There were 287 households, out of which 33.1% had children under the age of 18 living with them, 47.7% were married couples living together, 9.8% had a female householder with no husband present, and 37.3% were non-families. 31.4% of all households were made up of individuals, and 13.6% had someone living alone who was 65 years of age or older. The average household size was 2.42 and the average family size was 3.01.

In the city, the population was spread out, with 27.1% under the age of 18, 9.4% from 18 to 24, 26.5% from 25 to 44, 21.7% from 45 to 64, and 15.4% who were 65 years of age or older. The median age was 35 years.

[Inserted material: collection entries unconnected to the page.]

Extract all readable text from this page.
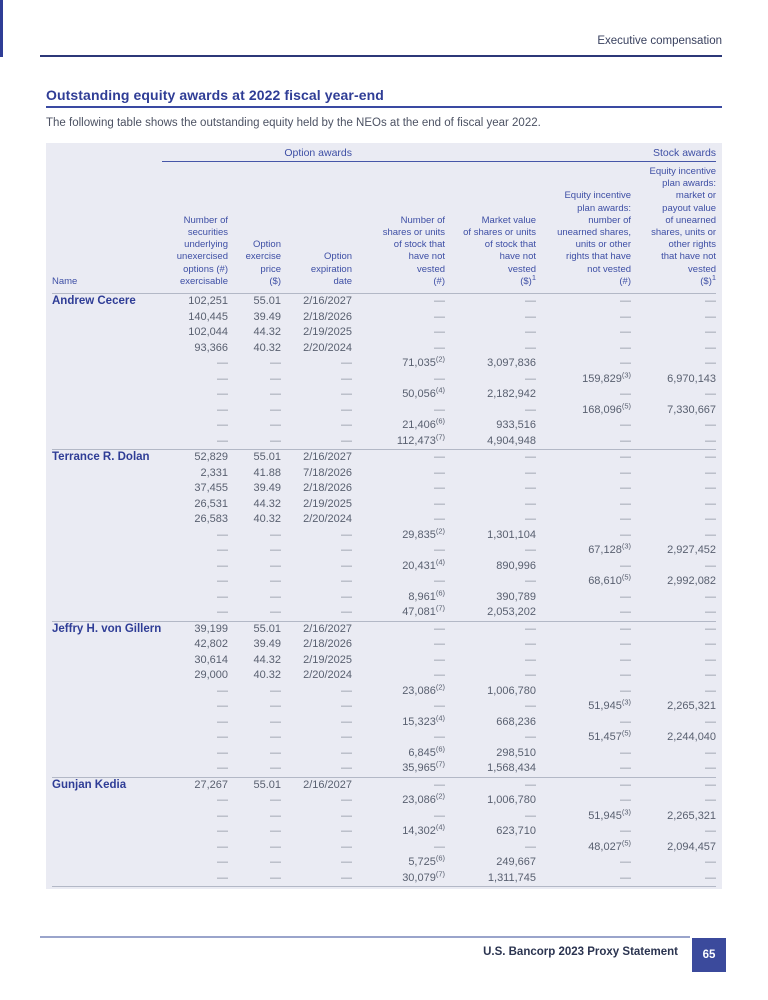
Executive compensation
Outstanding equity awards at 2022 fiscal year-end
The following table shows the outstanding equity held by the NEOs at the end of fiscal year 2022.
	Option awards			Stock awards			
Name	Number of
securities
underlying
unexercised
options (#)
exercisable	Option
exercise
price
($)	Option
expiration
date	Number of
shares or units
of stock that
have not
vested
(#)	Market value
of shares or units
of stock that
have not
vested
($)$^1$	Equity incentive
plan awards:
number of
unearned shares,
units or other
rights that have
not vested
(#)	Equity incentive
plan awards:
market or
payout value
of unearned
shares, units or
other rights
that have not
vested
($)$^1$
Andrew Cecere	102,251	55.01	2/16/2027	—	—	—	—
	140,445	39.49	2/18/2026	—	—	—	—
	102,044	44.32	2/19/2025	—	—	—	—
	93,366	40.32	2/20/2024	—	—	—	—
	—	—	—	71,035$^{(2)}$	3,097,836	—	—
	—	—	—	—	—	159,829$^{(3)}$	6,970,143
	—	—	—	50,056$^{(4)}$	2,182,942	—	—
	—	—	—	—	—	168,096$^{(5)}$	7,330,667
	—	—	—	21,406$^{(6)}$	933,516	—	—
	—	—	—	112,473$^{(7)}$	4,904,948	—	—
Terrance R. Dolan	52,829	55.01	2/16/2027	—	—	—	—
	2,331	41.88	7/18/2026	—	—	—	—
	37,455	39.49	2/18/2026	—	—	—	—
	26,531	44.32	2/19/2025	—	—	—	—
	26,583	40.32	2/20/2024	—	—	—	—
	—	—	—	29,835$^{(2)}$	1,301,104	—	—
	—	—	—	—	—	67,128$^{(3)}$	2,927,452
	—	—	—	20,431$^{(4)}$	890,996	—	—
	—	—	—	—	—	68,610$^{(5)}$	2,992,082
	—	—	—	8,961$^{(6)}$	390,789	—	—
	—	—	—	47,081$^{(7)}$	2,053,202	—	—
Jeffry H. von Gillern	39,199	55.01	2/16/2027	—	—	—	—
	42,802	39.49	2/18/2026	—	—	—	—
	30,614	44.32	2/19/2025	—	—	—	—
	29,000	40.32	2/20/2024	—	—	—	—
	—	—	—	23,086$^{(2)}$	1,006,780	—	—
	—	—	—	—	—	51,945$^{(3)}$	2,265,321
	—	—	—	15,323$^{(4)}$	668,236	—	—
	—	—	—	—	—	51,457$^{(5)}$	2,244,040
	—	—	—	6,845$^{(6)}$	298,510	—	—
	—	—	—	35,965$^{(7)}$	1,568,434	—	—
Gunjan Kedia	27,267	55.01	2/16/2027	—	—	—	—
	—	—	—	23,086$^{(2)}$	1,006,780	—	—
	—	—	—	—	—	51,945$^{(3)}$	2,265,321
	—	—	—	14,302$^{(4)}$	623,710	—	—
	—	—	—	—	—	48,027$^{(5)}$	2,094,457
	—	—	—	5,725$^{(6)}$	249,667	—	—
	—	—	—	30,079$^{(7)}$	1,311,745	—	—
U.S. Bancorp 2023 Proxy Statement	65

For every 100 females, there were 107.5 males. For every 100 females age 18 and over, there were 99.6 males.

The median income for a household in the city was $27,361, and the median income for a family was $36,667. Males had a median income of $25,875 versus $22,188 for females. The per capita income for the city was $14,620. About 11.2% of families and 15.8% of the population were below the poverty line, including 19.5% of those under age 18 and 8.6% of those age 65 or over.